As a huge island, fish and seafood are one of Greenland’s most abundant natural resources. The fishing industry is vital to the national economy and it’s the country’s biggest employer, accounting for around one in ten jobs. Halibut, cod, shrimp and crab form the majority of the catch, but because the water’s getting warmer, mackerel and tuna are also fished off south Greenland; a change that is generally attributed to climate change.

Fishing isn’t just about reeling in a huge haul however. Nivikka Brandt, is headmistress of the Greenland Maritime Centre in Nuuk, which teaches pupils skills to work at sea. From stewards to officers and first mates, course lengths vary but it educates between 25 and 40 students each semester.

Students study everything from net making and navigation to dealing with stowaways and English language skills - Nivikka Brandt

Brandt says that as part of a global industry, qualifications are necessary if ambitious sea men and women want to progress.

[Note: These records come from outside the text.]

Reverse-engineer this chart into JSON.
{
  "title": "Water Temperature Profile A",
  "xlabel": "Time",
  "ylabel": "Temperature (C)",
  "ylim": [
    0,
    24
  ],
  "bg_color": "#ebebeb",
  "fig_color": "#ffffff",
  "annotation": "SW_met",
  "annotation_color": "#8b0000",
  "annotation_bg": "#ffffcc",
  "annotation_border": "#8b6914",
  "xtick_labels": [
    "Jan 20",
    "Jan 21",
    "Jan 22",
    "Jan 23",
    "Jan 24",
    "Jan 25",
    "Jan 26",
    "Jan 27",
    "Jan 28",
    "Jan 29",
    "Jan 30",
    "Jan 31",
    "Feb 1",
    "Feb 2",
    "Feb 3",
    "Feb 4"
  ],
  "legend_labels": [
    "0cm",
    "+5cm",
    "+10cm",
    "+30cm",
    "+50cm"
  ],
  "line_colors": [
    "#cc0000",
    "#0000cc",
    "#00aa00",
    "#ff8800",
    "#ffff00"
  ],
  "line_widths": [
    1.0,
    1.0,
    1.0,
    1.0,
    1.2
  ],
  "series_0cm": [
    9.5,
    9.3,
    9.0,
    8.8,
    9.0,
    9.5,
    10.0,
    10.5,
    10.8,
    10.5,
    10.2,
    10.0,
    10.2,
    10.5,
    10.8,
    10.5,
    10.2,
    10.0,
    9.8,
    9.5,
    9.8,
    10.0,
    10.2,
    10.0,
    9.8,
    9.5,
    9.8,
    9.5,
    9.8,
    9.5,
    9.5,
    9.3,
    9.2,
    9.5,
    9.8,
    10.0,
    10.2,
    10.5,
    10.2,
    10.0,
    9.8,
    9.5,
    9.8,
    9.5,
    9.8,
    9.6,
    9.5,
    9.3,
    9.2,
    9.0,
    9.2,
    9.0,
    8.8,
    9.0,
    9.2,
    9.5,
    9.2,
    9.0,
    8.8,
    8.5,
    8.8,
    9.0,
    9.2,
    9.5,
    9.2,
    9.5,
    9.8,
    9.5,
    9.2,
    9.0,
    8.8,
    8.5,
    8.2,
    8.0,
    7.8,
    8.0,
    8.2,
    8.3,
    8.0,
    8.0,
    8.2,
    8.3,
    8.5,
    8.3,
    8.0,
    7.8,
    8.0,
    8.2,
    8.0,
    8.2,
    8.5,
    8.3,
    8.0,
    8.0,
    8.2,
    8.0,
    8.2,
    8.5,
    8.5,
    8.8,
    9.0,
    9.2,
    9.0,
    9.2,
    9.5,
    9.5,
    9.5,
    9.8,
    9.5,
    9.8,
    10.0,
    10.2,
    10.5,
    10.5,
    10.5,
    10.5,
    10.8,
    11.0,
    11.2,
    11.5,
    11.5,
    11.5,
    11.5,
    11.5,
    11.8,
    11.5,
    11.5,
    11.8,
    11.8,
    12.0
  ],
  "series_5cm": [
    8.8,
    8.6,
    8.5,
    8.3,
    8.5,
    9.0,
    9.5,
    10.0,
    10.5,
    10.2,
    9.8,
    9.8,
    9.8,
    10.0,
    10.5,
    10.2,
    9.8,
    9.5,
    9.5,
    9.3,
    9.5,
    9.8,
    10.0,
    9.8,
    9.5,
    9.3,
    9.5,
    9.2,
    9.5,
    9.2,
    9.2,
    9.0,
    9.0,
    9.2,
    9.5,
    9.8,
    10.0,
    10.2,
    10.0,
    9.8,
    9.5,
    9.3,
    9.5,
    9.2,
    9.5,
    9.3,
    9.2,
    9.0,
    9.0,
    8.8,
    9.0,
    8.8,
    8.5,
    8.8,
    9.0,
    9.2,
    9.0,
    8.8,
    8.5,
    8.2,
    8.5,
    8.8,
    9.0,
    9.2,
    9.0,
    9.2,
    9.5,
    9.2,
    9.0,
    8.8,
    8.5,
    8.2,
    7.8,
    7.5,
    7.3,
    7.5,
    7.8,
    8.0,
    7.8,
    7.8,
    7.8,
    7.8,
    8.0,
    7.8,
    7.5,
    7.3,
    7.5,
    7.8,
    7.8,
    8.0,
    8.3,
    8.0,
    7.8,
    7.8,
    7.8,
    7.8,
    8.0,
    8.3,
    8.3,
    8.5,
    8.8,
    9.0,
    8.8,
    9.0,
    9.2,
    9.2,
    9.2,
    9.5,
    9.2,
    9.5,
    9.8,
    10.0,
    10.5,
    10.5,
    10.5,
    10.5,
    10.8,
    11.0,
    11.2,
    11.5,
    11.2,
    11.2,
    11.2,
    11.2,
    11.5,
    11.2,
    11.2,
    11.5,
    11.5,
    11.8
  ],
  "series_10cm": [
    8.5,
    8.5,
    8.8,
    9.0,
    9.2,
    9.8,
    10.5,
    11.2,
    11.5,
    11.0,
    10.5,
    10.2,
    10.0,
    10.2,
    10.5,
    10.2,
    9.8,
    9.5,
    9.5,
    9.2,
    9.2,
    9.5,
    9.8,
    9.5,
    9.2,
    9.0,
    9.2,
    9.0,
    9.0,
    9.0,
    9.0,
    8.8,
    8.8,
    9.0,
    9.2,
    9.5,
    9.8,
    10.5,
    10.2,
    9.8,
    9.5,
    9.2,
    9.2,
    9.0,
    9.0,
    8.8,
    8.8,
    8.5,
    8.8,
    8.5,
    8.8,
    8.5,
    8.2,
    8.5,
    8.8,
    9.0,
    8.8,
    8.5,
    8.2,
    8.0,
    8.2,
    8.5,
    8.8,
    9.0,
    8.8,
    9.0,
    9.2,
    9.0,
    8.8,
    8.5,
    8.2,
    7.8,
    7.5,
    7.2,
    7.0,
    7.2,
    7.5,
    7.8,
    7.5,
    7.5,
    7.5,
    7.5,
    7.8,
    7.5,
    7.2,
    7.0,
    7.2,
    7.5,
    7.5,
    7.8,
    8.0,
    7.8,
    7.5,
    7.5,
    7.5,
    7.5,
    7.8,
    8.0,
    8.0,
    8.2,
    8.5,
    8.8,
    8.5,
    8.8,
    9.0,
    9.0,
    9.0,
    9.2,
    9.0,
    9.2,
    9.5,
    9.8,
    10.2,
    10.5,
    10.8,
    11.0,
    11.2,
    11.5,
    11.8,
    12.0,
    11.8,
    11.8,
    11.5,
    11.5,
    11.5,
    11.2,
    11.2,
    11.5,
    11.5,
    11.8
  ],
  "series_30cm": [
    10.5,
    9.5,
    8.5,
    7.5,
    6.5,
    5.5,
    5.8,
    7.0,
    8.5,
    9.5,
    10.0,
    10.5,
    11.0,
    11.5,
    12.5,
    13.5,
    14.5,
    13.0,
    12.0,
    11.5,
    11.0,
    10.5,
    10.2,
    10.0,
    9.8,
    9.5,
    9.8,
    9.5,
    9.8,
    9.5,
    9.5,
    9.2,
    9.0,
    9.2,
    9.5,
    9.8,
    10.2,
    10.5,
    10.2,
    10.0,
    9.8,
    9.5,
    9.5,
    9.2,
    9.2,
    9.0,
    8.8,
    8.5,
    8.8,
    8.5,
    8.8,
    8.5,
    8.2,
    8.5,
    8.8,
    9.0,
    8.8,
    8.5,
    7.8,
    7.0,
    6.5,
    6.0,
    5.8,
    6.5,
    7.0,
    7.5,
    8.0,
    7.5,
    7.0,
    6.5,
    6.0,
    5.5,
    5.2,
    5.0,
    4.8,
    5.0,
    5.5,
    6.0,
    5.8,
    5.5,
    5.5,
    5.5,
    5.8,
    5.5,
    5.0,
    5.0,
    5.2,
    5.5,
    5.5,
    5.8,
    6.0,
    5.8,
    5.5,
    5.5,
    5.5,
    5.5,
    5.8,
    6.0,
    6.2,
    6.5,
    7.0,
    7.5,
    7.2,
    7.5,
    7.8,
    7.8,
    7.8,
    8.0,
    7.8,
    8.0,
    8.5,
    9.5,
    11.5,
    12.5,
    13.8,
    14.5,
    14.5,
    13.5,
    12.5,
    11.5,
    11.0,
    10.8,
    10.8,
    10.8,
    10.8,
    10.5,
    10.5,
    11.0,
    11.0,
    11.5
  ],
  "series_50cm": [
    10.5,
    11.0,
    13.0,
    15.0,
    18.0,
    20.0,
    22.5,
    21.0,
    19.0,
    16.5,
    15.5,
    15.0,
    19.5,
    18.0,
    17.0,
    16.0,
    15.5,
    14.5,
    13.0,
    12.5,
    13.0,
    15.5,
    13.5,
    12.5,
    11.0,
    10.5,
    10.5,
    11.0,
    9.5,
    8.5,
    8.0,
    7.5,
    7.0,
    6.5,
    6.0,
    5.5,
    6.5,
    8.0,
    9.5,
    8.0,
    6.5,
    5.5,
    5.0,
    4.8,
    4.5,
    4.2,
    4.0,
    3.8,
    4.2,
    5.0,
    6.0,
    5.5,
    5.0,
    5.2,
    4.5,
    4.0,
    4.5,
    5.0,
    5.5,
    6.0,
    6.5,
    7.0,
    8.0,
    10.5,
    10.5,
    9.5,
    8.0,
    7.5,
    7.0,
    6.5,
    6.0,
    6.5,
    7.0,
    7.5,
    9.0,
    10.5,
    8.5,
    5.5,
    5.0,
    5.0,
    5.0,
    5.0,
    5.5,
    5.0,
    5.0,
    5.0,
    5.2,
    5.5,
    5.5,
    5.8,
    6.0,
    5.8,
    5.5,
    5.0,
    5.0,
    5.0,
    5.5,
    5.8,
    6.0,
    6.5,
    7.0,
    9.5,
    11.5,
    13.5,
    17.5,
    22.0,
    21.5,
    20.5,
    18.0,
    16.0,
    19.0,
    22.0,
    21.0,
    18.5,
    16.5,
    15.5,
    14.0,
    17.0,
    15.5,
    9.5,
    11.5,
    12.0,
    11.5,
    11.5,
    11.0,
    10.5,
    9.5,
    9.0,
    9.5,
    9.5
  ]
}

“Students study everything from net making and navigation to dealing with stowaways and English language skills,” Brandt said.” We have a radio room which has a connection to ships out on the ocean and we also have a ship simulator.”

A captain herself before she decided to take a job on dry land, Brandt says it takes a certain type of person to make a successful officer or skipper.

“You’ve got to be reliable and calm in difficult situations. It also helps if you don’t get homesick as you’ll often be spending weeks away at sea,” she said. “The vast majority of students are Greenlanders and spending time at sea is just something that a lot of us do. They might not always like it, but it’s a necessary part of working in the industry.”